Before founding Ads For The Road, I never thought I would be pitching to investors and in competitions, but like my mother always said, “Never say never.” I have had a few pitch victories and a massive amount of failures along the way. I wanted to share some of the lessons I have learned while pitching with the hope that the shared knowledge will be useful.

There is a lot of information on what you should and should not do in a pitch competition or a pitch to investors. All that information is great to know when you start crafting your first pitch. The fact is, I spent weeks writing my first beautiful pitch, but my real pitch was born from falling flat on my face. The very first pitch I gave was for Patriot Boot Camp where I was selected as a finalist. It was a 2-minute pitch with no deck and a fast turnaround.

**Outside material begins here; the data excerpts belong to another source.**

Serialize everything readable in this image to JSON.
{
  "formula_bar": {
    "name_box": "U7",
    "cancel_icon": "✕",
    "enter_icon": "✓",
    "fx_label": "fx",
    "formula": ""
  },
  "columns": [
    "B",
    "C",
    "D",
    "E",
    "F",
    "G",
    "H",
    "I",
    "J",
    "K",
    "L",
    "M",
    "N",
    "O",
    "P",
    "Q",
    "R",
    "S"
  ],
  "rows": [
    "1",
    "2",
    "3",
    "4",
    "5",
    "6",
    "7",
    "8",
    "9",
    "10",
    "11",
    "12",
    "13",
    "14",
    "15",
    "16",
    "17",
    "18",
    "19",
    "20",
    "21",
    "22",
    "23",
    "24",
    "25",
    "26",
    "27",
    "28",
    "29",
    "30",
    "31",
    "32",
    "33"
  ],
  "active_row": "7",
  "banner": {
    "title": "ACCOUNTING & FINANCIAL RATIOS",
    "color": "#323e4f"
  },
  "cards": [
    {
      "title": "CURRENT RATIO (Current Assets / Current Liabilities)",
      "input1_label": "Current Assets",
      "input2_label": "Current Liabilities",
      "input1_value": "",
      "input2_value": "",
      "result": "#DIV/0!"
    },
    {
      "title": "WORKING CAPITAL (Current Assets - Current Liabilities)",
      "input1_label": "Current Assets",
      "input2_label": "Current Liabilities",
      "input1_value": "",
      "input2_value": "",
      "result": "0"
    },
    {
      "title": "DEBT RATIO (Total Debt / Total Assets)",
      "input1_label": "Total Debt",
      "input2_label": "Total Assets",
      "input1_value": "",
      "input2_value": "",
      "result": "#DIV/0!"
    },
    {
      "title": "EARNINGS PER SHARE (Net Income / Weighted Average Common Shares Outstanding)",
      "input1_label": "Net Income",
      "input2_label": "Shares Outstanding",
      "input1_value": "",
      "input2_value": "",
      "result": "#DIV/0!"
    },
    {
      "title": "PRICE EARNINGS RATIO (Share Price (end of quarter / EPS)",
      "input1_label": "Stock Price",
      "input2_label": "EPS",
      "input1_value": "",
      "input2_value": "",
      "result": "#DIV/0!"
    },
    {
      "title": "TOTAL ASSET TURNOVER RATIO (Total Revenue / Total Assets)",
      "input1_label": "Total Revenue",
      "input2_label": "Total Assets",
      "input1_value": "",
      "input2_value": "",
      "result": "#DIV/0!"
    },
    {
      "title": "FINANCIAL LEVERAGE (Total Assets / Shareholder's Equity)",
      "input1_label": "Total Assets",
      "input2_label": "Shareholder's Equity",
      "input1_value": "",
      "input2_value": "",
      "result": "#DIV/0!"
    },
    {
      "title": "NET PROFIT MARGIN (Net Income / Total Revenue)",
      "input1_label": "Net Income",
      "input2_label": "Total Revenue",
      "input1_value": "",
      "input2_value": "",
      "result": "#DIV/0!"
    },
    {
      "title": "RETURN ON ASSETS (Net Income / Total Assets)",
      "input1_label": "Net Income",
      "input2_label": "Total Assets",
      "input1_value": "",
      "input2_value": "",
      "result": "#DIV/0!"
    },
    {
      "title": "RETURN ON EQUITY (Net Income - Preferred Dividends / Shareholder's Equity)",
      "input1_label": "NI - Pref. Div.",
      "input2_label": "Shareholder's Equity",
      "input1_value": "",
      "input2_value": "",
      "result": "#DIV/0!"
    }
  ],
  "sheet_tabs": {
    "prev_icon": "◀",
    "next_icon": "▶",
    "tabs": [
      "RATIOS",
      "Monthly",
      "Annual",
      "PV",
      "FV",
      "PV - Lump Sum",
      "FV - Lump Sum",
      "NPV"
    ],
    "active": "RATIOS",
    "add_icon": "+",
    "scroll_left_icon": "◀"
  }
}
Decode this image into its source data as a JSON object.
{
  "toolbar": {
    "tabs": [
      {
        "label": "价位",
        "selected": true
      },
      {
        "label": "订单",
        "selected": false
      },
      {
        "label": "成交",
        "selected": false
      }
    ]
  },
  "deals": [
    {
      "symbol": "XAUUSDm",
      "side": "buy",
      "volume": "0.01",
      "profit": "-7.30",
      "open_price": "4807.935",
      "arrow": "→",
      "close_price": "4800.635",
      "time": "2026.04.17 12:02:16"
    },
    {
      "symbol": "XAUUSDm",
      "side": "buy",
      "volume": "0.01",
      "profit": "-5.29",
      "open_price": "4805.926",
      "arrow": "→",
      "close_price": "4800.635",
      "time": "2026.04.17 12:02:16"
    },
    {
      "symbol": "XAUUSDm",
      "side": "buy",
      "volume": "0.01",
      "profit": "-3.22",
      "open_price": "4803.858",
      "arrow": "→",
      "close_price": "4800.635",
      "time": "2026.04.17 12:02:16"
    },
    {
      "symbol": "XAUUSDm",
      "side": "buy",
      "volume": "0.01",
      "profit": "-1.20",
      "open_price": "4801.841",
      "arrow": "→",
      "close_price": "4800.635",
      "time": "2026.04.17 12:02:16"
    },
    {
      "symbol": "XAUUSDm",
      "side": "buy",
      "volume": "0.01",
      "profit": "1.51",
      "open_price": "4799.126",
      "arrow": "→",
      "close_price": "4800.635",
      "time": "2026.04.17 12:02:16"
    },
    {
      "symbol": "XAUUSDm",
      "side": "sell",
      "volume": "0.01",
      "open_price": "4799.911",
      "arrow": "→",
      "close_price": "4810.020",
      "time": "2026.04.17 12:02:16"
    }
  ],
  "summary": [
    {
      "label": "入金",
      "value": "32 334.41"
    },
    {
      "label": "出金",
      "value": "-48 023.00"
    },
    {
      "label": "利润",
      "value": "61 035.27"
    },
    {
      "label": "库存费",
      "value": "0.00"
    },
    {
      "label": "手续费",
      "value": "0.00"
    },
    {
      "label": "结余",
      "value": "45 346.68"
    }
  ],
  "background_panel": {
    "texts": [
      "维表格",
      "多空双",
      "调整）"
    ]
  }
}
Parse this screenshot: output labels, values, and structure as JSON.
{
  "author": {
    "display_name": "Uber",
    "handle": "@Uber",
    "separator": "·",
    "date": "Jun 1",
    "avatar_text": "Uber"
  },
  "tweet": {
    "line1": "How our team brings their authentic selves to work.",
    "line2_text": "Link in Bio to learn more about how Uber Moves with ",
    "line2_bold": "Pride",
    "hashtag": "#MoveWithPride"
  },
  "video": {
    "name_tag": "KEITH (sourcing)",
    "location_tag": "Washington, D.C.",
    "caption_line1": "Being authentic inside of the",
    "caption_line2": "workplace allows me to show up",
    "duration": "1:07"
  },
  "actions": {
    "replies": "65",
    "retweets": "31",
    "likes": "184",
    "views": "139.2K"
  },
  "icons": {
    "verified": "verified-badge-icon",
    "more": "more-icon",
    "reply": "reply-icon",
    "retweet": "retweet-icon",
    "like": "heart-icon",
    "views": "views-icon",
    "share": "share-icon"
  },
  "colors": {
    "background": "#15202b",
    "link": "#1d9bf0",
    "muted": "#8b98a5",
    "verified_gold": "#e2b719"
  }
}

Before I reveal how it turned out, I’ll explain a little about who I am. I was a Cavalry Scout in the Army, a combat veteran who has been wounded multiple times in various firefights. I never felt nervous in a fight, and my focus always remained crystal clear. Before the Patriot competition, I practiced the pitch so many times my dog didn’t even want to be in the same room anymore. When the day came, I got up on that stage and was so nervous I don’t even remember giving the pitch. I finished in one minute (very bad), and I still to this day do not know what I said. That experience was something no book, blog, mentor or rehearsal could prepare me for. Only by jumping into the fire was I able to learn this lesson. Don’t be scared to take the leap, because ultimately, everyone in the room is there to support you, even if you black out.

I remember the next few pitches I gave, because I was less nervous than before and could catch my breath a little. The next big lesson I learned was during a pitch for TechStars to make it into the final ten. It was a 7-minute pitch, which seemed like a lifetime. The pitch went awesome, I hit every mark I wanted, and it felt smooth. However, I was not ready for some of the more in-depth questions that came at me after the pitch. I did learn that you don’t need to know the answer to every question, but you had better be able to answer every question about your company and its direction. If you don’t know the size of the market, competition, hurdles you’re facing, go-to-market strategy, or most importantly, your numbers, then you are dead in the water. Take some time to sit down with your team and truly understand the details of the business, and do some additional research on the market and industry. Then, you will have the ammo you need to fire back at those questions.

The pitch that is going to hurt the most is the one that loses you money. I once flew to another state to pitch potential investors for my company. I got together the whole team to help me build the best pitch deck and craft the best presentation to date. All of my team’s planning was wasted. I did not even get the chance to pitch. The investors who invited me there were not responsible for the bloodbath that took place. It was an unforeseen investor whose opinion dominated the meeting. The entire time I was on the defensive rather than on the attack like I had planned. This meeting was the most painful failure I have had to date, but it was also one of the most eye-opening. It gave us visibility to issues that needed to be addressed, and because of that failure we have already improved the company by leaps and bounds. The lesson from this pitch was no matter how much negativity gets dumped on you, dig deeper and use the experience to make you and your company better.

I am taking everything I have learned to the next big pitch at the Veteran Business Battle at the end of this month. It’s the longest pitch I have had to do at 10 minutes, and I am looking forward to the opportunity to learn something new.

I wish I could tell you that it’s going to get easier, but the hard truth is it never gets any easier, but YOU will get better.